MLflow has experienced steady growth since its initial release in 2018. Key adoption milestones include:
| Year | Milestone |
|---|---|
| 2018 | MLflow released as open-source alpha at Spark + AI Summit |
| 2019 | MLflow 1.0 released; surpassed 1 million total downloads |
| 2020 | MLflow joins the Linux Foundation |
| 2021 | Surpassed 10 million monthly downloads |
| 2022 | MLflow 2.0 released; surpassed 100 million total downloads |
| 2024 | Surpassed 200 million total downloads |
| 2025 | MLflow 3.0 released; reached 20,000 GitHub stars |
As of early 2026, the MLflow GitHub repository reports over 24,000 stars, more than 5,500 forks, and contributions from over 900 developers. The project receives more than 60 million downloads per month from PyPI.

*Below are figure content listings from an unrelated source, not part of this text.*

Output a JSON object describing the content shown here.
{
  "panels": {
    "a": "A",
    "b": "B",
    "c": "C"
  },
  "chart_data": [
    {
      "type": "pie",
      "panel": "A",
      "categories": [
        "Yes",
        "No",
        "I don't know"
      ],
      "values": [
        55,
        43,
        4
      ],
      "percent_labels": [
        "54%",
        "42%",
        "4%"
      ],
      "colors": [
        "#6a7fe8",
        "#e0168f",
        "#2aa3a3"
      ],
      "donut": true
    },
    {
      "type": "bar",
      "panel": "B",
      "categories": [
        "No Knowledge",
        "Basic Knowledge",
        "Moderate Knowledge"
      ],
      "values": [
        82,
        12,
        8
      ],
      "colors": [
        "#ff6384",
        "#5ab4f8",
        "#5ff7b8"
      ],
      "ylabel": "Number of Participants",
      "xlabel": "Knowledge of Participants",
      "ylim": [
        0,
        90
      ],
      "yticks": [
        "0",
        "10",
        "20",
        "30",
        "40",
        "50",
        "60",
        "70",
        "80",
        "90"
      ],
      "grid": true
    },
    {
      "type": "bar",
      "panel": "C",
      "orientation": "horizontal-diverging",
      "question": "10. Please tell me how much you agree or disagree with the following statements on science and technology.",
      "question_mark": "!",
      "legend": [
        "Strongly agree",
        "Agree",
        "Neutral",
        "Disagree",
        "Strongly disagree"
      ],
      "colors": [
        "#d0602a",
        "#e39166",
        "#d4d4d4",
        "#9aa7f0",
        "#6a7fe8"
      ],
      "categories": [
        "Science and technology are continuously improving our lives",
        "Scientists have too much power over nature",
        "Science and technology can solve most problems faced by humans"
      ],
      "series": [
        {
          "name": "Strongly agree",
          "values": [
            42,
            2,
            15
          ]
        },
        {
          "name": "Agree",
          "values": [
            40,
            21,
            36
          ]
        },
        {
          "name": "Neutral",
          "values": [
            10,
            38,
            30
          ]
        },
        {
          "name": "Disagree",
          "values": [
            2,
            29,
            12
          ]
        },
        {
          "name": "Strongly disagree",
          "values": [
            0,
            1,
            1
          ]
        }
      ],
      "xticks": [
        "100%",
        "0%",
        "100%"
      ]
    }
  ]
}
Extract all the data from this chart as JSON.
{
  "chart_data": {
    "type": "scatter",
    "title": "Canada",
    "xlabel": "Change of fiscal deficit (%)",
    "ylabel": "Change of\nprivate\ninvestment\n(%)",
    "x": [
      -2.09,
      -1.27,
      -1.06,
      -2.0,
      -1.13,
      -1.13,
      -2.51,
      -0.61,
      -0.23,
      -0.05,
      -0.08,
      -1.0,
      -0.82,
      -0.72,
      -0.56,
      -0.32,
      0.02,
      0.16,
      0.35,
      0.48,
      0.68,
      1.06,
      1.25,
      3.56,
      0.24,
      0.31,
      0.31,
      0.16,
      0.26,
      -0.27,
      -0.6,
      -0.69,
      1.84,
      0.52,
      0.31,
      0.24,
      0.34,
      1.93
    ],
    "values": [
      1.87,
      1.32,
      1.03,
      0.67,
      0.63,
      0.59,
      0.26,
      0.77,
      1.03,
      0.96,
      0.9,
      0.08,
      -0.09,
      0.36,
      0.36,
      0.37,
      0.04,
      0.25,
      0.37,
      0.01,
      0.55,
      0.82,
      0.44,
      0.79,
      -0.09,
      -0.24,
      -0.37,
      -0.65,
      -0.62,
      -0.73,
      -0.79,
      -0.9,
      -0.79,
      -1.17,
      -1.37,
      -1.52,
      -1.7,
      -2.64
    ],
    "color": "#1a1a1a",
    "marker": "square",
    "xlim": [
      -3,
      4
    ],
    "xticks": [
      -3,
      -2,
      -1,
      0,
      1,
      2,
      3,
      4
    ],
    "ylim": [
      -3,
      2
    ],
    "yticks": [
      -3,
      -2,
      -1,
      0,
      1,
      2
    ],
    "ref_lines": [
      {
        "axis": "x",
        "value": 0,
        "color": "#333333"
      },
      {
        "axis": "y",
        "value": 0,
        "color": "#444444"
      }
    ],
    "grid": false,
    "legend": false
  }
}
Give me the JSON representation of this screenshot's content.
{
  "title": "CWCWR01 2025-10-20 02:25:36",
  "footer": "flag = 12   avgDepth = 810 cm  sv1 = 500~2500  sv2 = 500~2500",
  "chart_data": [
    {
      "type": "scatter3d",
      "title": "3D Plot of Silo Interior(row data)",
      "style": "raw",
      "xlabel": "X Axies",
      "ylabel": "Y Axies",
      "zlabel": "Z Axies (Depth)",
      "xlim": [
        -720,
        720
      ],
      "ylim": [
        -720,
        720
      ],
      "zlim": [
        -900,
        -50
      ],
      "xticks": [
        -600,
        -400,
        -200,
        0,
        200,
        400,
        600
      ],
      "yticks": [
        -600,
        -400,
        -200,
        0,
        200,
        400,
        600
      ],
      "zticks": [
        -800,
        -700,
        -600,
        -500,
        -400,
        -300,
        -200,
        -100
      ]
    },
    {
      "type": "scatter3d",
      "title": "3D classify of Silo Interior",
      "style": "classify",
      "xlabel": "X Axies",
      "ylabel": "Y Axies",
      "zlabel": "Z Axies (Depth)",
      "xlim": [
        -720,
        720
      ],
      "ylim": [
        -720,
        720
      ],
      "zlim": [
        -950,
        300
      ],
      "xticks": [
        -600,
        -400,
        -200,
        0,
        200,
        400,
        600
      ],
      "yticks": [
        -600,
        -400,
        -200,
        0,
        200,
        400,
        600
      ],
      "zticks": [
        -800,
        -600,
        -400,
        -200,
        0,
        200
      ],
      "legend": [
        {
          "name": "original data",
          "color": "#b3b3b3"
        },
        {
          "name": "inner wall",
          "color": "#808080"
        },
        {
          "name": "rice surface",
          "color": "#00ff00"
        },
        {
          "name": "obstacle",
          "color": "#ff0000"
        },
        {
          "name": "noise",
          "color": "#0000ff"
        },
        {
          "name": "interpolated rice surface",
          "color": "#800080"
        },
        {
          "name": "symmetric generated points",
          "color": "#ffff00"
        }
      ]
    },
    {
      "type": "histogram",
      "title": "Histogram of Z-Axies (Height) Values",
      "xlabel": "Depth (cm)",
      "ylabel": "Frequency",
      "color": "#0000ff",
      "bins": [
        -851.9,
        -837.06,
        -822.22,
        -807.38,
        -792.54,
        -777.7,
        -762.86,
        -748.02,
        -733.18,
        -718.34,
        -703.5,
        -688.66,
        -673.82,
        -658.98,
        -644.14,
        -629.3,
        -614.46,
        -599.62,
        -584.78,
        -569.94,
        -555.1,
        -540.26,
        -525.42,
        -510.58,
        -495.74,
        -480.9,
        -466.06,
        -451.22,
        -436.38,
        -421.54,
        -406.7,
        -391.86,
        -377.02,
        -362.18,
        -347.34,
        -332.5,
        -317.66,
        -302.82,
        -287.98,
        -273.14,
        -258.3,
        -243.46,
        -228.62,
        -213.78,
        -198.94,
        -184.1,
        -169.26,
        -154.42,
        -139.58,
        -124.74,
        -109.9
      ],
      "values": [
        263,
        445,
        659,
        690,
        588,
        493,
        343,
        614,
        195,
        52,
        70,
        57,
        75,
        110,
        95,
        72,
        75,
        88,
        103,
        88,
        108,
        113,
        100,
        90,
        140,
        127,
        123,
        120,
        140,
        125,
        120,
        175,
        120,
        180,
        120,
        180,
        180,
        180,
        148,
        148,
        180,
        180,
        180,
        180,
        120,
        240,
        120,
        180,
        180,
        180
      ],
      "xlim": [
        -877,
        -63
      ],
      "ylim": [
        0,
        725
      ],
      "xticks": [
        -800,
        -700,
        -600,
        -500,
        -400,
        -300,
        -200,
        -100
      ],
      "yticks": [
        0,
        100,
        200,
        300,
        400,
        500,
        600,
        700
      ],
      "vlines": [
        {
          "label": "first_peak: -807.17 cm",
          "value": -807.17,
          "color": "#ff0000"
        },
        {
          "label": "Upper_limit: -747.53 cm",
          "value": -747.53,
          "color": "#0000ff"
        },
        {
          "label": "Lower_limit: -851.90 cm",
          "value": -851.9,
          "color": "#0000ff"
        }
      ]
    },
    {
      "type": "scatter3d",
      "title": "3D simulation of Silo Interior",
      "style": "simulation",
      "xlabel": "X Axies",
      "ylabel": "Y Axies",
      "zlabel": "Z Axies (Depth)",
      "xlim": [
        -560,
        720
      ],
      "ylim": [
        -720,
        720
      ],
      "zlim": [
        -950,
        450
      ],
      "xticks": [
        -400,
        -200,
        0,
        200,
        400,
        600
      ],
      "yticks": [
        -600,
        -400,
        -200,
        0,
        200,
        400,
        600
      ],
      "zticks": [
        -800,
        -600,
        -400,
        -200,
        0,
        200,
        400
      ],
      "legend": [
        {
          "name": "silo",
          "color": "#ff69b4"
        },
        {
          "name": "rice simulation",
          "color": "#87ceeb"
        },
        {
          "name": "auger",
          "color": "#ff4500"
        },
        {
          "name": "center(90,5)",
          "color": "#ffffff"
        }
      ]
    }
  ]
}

MLflow is used by thousands of organizations across industries including technology, finance, healthcare, and retail. Major cloud providers have built integrations with MLflow: Amazon SageMaker supports MLflow tracking, Microsoft Azure Machine Learning has native MLflow integration, and Google Cloud Vertex AI provides MLflow compatibility.
The project maintains active communication channels including a GitHub Discussions forum, a Slack workspace, and regular community meetups. Contributions are accepted through the standard GitHub pull request process, and the project follows a regular release cadence.